Las despedidas nunca vienen solas. Atrapado en este andén, cuando deja el reloj caer las primeras sombras y un vacío absorbente resalta en el eco de los pasos que se van, me encuentro de bruces con la soledad inexacta de la memoria.
Entonces opino sobre mí mismo y sobre los demás, mientras juego con el bamboleo de ese líquido espeso que inunda las despedidas y que las hace olear sin descanso sobre la incertidumbre de no saber quién acierta.
Opino que el ser humano vive deseando volar pero, en cuanto levanta los pies del suelo y sabe que tiene que aterrizar, guarda su último esfuerzo para cortarse las alas. Como si fuese terrible ser feliz un momento y no para siempre; cuando sabemos, con sólo mirar alrededor, que siempre es mucho tiempo.
Que perdemos la vida persiguiendo nieblas por si en ellas estuviera dibujado el mapa que nos saca de un laberinto, sin pararnos a pensar que el laberinto mismo también es vida, que está hecho de la misma materia confusa e inasible.
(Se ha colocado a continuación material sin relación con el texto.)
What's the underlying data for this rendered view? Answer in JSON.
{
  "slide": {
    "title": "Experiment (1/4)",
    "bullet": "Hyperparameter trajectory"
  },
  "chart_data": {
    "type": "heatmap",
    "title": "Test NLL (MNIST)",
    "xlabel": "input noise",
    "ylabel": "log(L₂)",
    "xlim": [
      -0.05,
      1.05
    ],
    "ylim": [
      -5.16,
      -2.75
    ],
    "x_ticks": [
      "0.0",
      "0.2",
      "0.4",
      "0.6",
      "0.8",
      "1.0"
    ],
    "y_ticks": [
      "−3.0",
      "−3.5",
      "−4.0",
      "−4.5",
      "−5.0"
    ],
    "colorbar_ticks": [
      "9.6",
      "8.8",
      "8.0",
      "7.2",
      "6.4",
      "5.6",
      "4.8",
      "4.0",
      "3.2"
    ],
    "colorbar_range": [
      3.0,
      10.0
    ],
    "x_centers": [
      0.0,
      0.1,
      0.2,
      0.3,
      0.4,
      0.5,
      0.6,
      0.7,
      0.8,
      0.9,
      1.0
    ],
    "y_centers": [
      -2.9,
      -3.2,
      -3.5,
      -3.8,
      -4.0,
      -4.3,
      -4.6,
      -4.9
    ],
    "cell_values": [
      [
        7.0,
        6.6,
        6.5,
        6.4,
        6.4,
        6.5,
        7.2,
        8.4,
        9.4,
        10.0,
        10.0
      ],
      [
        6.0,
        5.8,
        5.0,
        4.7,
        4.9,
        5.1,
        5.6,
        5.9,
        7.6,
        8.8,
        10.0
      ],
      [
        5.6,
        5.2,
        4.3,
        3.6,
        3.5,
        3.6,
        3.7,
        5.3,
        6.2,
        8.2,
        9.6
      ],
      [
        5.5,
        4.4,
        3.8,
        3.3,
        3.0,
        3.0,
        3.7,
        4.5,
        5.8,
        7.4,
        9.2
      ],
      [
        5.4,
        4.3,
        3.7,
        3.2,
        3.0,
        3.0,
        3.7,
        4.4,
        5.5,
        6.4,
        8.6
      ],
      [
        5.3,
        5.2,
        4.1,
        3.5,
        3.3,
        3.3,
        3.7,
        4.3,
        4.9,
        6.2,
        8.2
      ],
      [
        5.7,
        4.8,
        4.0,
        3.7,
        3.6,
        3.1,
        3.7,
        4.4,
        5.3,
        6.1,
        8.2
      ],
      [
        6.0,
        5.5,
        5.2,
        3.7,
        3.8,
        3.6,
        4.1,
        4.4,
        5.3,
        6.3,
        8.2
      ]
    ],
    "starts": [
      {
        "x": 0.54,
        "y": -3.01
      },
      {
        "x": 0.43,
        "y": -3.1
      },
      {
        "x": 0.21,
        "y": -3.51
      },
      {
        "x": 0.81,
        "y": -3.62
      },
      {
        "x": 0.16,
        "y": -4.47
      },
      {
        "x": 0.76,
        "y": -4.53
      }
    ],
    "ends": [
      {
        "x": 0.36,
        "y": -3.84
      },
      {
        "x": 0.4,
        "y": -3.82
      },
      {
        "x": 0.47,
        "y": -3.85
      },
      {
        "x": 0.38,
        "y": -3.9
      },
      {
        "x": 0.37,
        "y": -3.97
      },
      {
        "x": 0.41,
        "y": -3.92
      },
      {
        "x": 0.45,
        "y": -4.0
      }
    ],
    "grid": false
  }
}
No consigo más claridad, porque el hueco que dejan las despedidas impide que pase la luz. Sólo se me ocurre terminar deseando mucha suerte a quienes pasaron por mi vida, a quienes están transcurriendo y a todos los que sucederán.
Y que alguna vez vuelvan, un día cualquiera, para contarme todo lo felices que fueron, especialmente, cuando dejaron de acordarse de mí. Porque así sabré que yo fallé, sí, pero también, que ellos acertaron.